You could accuse me of being naive, but I’m probably going to be the last man standing when it comes to disagreeing with the idea that sports is just “a TV show.”

Seinfeld was a TV show. The Ed Sullivan Show was a TV show. Until further notice, I will continue to believe that sports are events that happen to be televised. In my Leave-It-To-Beaver line of thinking, they would still go on, even without a camera present. (Now that was a TV show.)

This comes up — again — because the College Football Playoffs are getting closer to reality and everyone wants to speculate on who might make it in. In particular, Alabama. The thought is that if it came down to Alabama and say, Utah (which would be the Pac 12 champion), that the playoff selection committee would naturally choose Alabama because “it’s a TV show” and more people would want to watch the Crimson Tide than the Utes.

There is no doubt that is true, but that shouldn’t even be a scintilla of a factor, much less the main factor.

If that were the case, let’s just give the Mets and Yankees an automatic bye into the World Series and be done with the Major League Baseball season.

Just like the announcement of the NCAA tournament field, the actual selection of the CFP Final Four is a television show. Got that. And I know all about the famous line from All The President’s Men about “follow the money.” No doubt that television brings a tremendous hammer to the table.

But I’m going to continue to hang in there and believe that when it comes right down to it, competition, not ratings, is what really matters when it comes to sports. Let the networks agonize over the tenth of a rating point because that’s their job.

The rest of us can watch and just let the winners win.

November 18, 2019

MAJOR (200,000)MILESTONE

It happened for my DW co-founder a few months before it happened for me.

I thought my time would never come. Or if it did, it would be shortly before I’d be on the side of the road, helpless as a deer with two flat tires.

Instead, it all worked out.

My odometer hit 200,000 and was good for more.

I have owned a lot of vehicles and, for reasons this and that, have never hit 200,000 miles. I always traded things in. Or somebody had wrecked my ride.
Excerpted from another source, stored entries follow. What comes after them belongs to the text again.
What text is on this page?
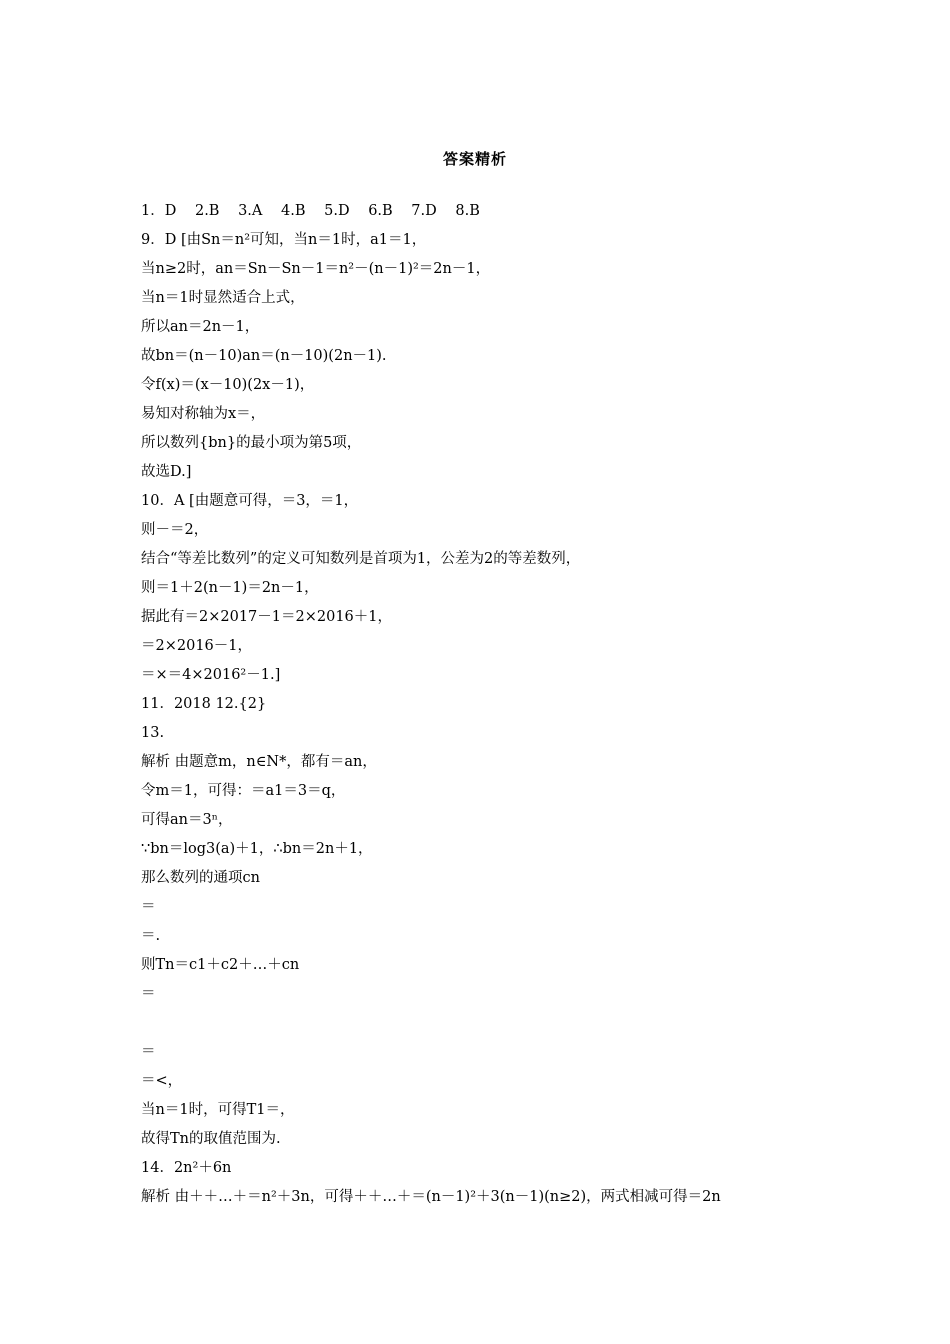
答案精析
1．D 2.B 3.A 4.B 5.D 6.B 7.D 8.B
9．D [由Sn＝n²可知，当n＝1时，a1＝1，
当n≥2时，an＝Sn－Sn－1＝n²－(n－1)²＝2n－1，
当n＝1时显然适合上式，
所以an＝2n－1，
故bn＝(n－10)an＝(n－10)(2n－1).
令f(x)＝(x－10)(2x－1)，
易知对称轴为x＝，
所以数列{bn}的最小项为第5项，
故选D.]
10．A [由题意可得，＝3，＝1，
则－＝2，
结合“等差比数列”的定义可知数列是首项为1，公差为2的等差数列，
则＝1＋2(n－1)＝2n－1，
据此有＝2×2017－1＝2×2016＋1，
＝2×2016－1，
＝×＝4×2016²－1.]
11．2018 12.{2}
13.
解析 由题意m，n∈N*，都有＝an，
令m＝1，可得：＝a1＝3＝q，
可得an＝3ⁿ，
∵bn＝log3(a)＋1，∴bn＝2n＋1，
那么数列的通项cn
＝
＝.
则Tn＝c1＋c2＋…＋cn
＝
＝
＝<，
当n＝1时，可得T1＝，
故得Tn的取值范围为.
14．2n²＋6n
解析 由＋＋…＋＝n²＋3n，可得＋＋…＋＝(n－1)²＋3(n－1)(n≥2)，两式相减可得＝2n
But the 2009 Toyota Camry, my favorite model — a 2009 Paid4 — is still getting it done. It is a puke green so a chick mobile for sure (JOKE!), but I am just glad it runs.

The magic moment occurred after I came home from an East Coast college football game Friday night. Thursday, I’d caught the fancy ‘aeroplane’ in Monroe for the game to take me east. My odemoter sat on 199,900 solid.

Late Friday night, the high-falutin’ plane landed Saturday morning back in Monore about 1:30 am. I didn’t want to drive my car to Shreveport but it was the only way to get home.

I was on I-20 West, in Bossier City, between where the interstate signs read “Airline Dr. Next Exit” and “Airline Drive” when it happened. Mile Marker 22ish. My odemoter, she rolled over to 200,000.

Emmylou Harris was singing Ashes By Now.” It was 2:49 am. I was almost home. Traffic was light, and I didn’t HAVE to do anything all the rest of the day except get safely in bed.

After 200,000 miles, that’s a good thing.